Aménagement

Le transport sort gagnant des arbitrages budgétaires

Le ministre français de l’Equipement et des Transports, Dominique Perben, est satisfait. Son ministère ne fera pas les frais en 2006 de la rigueur budgétaire française.
« Avec 17 milliards d’euros programmés pour 2006, le budget du ministère est en progression de 5,8% par rapport à la loi de Finances 2005 », explique-t-il le 28 septembre en prélude à la présentation de son budget. La réforme budgétaire française (dite LOLF) désormais pleinement opérationnelle, le ministre a pu exposer son budget, non plus par type de dépense, mais par grande politique publique.

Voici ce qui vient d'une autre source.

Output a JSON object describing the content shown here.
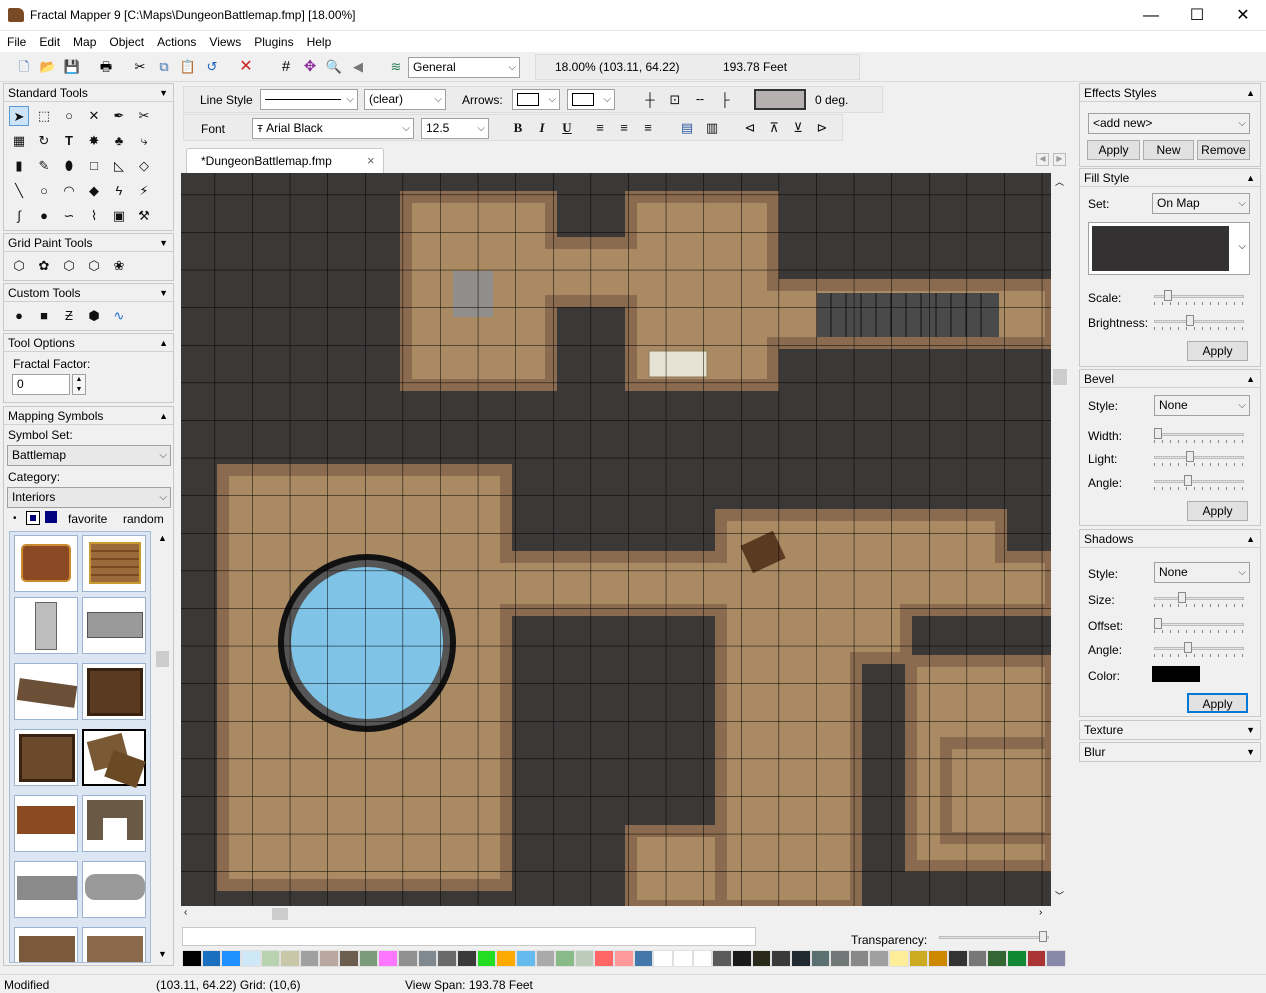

Première d’entre elle, la conduite des grands projets d’infrastructures. Le ministre veut démarrer ou accélérer les chantiers pour que les résultats soient visibles dès 2006. Dans le ferroviaire, Dominique Perben a cité la LGV Rhin Rhône et dans le routier, les liaisons A19, A65, A75 et la mise à 2×2 voies de la RCEA (route centre Europe Atlantique). L’Agence de financement des infrastructures de transports de France, présidée par Gérard Longuet, sera dotée en conséquence. Elle disposera dès 2006 de 2 milliards d’euros issus de la redevance domaniale (160 millions), de la taxe d’aménagement du territoire (510 millions), de 40% du produit des radars (100 millions), d’une subvention budgétaire (394 millions) et d’une dotation en capital de 836 millions correspondant à un premier versement sur les 4 milliards issus de la privatisation des autoroutes. Au final, le budget est doublé par rapport à 2005, mais les charges sont plus importantes pour l’Afitf qui se voit chargée d’exécuter la part de l’Etat dans les contrats de Plan Etat-Région, une charge évaluée sur 2006 à 1,08 milliard d’euros.

Le deuxième objectif du ministère est la sécurité dans les transports. Le ministre a cité le réaménagement des tunnels routiers existants, notamment en Ile de France où les besoins se font urgents. Il attend également « dans les prochains jours » le plan d’action de la SNCF et de RFF pour la remise en état du réseau ferroviaire.

Autre priorité du ministère, le report modal avec 32 millions d’euros affectés au transport combiné. La magistrale éco-fret est également mise en avant: « je veux mettre le paquet sur cette autoroute ferroviaire Perpignan-Luxembourg », indique le ministre qui a également cité le fret fluvial comme priorité.
Enfin, la réforme du ministère continuera en 2006 avec la redéfinition des missions des services déconcentrés après la décentralisation. En clair, il faudra clairement définir les missions des nouvelles DDE et installer les DIR (directions interrégionales).

Maxime Bitter

Focus

Projet 2006 : programmes (hors personnels des services déconcentrés)


Entre paranthèses : LFI 2005

Transports terrestres, maritimes et fluviaux, sécurité maritime (2) : 3 340 (3 213)
Passifs financiers ferroviaires : 1 427 (1 477)
Régimes sociaux et de retraite : 3 685 (3 702)
Réseau routier national (3) : 1 495 (1 131)
Sécurité routière (4) : 262 (123)
Transports aériens (5) : 1 894 (1 654)
Aménagement, urbanisme et ingénierie publique : 93 (78)
Tourisme : 78 (78)
Recherche, programme aéronautique, météorologie, information géographique et cartographique : 623 (622)
Stratégie et soutien aux politiques du ministère : 1 032 (1004)

Total (hors dépenses de personnels des services déconcentrés) : 13 929 (13 082)
Dépenses de personnels des services déconcentrés : 2 904 (2 826)
Total : 16 833 (15 908)

(1) LFI 2005 reconstituée compte tenu des changements de périmètres intervenus en 2006 suite, notamment, à la mise en oeuvre de la LOLF et à la décentralisation du STIF.
(2) y compris AFITF hors dotation en capital.
(3) y compris AFITF hors dotation en capital.
(4) y compris CAS « contrôle sanction automatisé ». (5) y compris budget annexe de l’aviation civile.